Let’s solidify our understanding of state-value and action-value. There is going to be a bit more math in this part, so get ready! First, let’s define a new term: the mapping from states to actions is defined as the policy and is denoted as $$\pi(a \mid s)$$. Although policies can be deterministic, we are going to read $$\pi(a \mid s)$$ as “the probability of taking an action given the state”. I find that reading equations out loud in plain english helps solidify my understanding, so that’s what I’m going to do for the next few equations.

First we show the value of being in state $$s$$ by following policy $$\pi$$. It is equal to the sum of Q-values, which correspond to particular actions, multiplied by the probability of taking those actions according to policy $$\pi$$.

$v_{\pi}(s)=\sum_{a \in \mathcal{A}}\pi(a \mid s)q_{\pi}(s,a)$

Let’s break down $$v_{\pi}(s)$$ in english:

• In any state, there are multiple actions that we can take
• We take each action according to a probability distribution
• Each action has a different value associated with it
• Thus, the value of being in a state is equal to the weighted average of the action-values, in which the weights are the probabilities of taking each action

Next we show the value of taking action $$a$$ in state $$s$$ by following policy $$\pi$$. It is equal to the expected reward from taking an action plus the discounted expected value of being in the next state.

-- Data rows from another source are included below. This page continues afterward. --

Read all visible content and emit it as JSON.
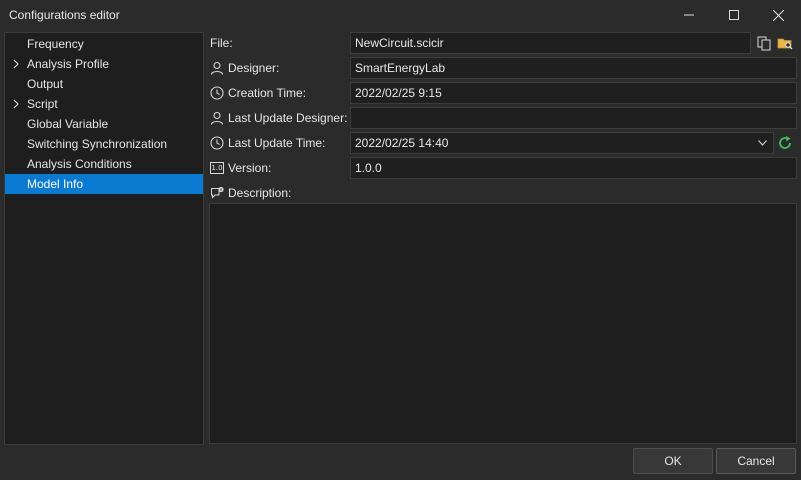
{
  "window": {
    "title": "Configurations editor"
  },
  "sidebar": {
    "items": [
      {
        "label": "Frequency",
        "expandable": false,
        "selected": false
      },
      {
        "label": "Analysis Profile",
        "expandable": true,
        "selected": false
      },
      {
        "label": "Output",
        "expandable": false,
        "selected": false
      },
      {
        "label": "Script",
        "expandable": true,
        "selected": false
      },
      {
        "label": "Global Variable",
        "expandable": false,
        "selected": false
      },
      {
        "label": "Switching Synchronization",
        "expandable": false,
        "selected": false
      },
      {
        "label": "Analysis Conditions",
        "expandable": false,
        "selected": false
      },
      {
        "label": "Model Info",
        "expandable": false,
        "selected": true
      }
    ]
  },
  "form": {
    "file": {
      "label": "File:",
      "value": "NewCircuit.scicir"
    },
    "designer": {
      "label": "Designer:",
      "value": "SmartEnergyLab",
      "icon": "user-icon"
    },
    "creation_time": {
      "label": "Creation Time:",
      "value": "2022/02/25 9:15",
      "icon": "clock-icon"
    },
    "last_update_designer": {
      "label": "Last Update Designer:",
      "value": "",
      "icon": "user-icon"
    },
    "last_update_time": {
      "label": "Last Update Time:",
      "value": "2022/02/25 14:40",
      "icon": "clock-icon"
    },
    "version": {
      "label": "Version:",
      "value": "1.0.0",
      "icon": "version-icon",
      "icon_text": "1.0"
    },
    "description": {
      "label": "Description:",
      "value": "",
      "icon": "comment-info-icon"
    }
  },
  "buttons": {
    "ok": "OK",
    "cancel": "Cancel"
  },
  "colors": {
    "accent": "#0b7ad1",
    "refresh": "#3fbf5f",
    "folder": "#e8b54a"
  }
}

$q_{\pi}(s,a)=\mathcal{R}_s^a + \gamma \sum_{s^\prime \in \mathcal{S}}\mathcal{P}_{ss^\prime}^{a}v_{\pi}(s^\prime)$

Let’s break down $$q_{\pi}(s,a)$$ in english:

• For any action an agent takes, it receives a reward
• When an agent takes an action, it can end up in a different state
• Image if your action was to move to the right - your agent is now in a new state
• Sometimes environments have randomness embedded in them
• Imagine if you try to move to the right, but wind pushes you back and you end up to the left of your original position
• Thus, by taking an action in a given state, there is a probability that the agent will end up in various new states
• As a result, the value of taking an action in a given state is equal to the immediate reward from taking that action plus the weighted average of state-values for the next state multiplied by a discount factor.
• The weights are the probabilities of ending up in the next states.

The previous two equations shown were half-step lookaheads. To show the full one-step lookaheads, we can plug in the previous equations to obtain the following:

$v_{\pi}(s)=\sum_{a \in \mathcal{A}}\pi(a \mid s)\left(\mathcal{R}_s^a + \gamma \sum_{s^\prime \in \mathcal{S}}\mathcal{P}_{ss^\prime}^{a}v_{\pi}(s^\prime)\right)$ $q_{\pi}(s,a)=\mathcal{R}_s^a + \gamma \sum_{s^\prime \in \mathcal{S}}\mathcal{P}_{ss^\prime}^{a}\sum_{a^\prime \in \mathcal{A}}\pi(a^\prime|s^\prime)q_{\pi}(s^\prime,a^\prime)$

If you understood the intuition for the first two equations, then you should have no problem with the two equations above - they are simply an extension using the exact same logic.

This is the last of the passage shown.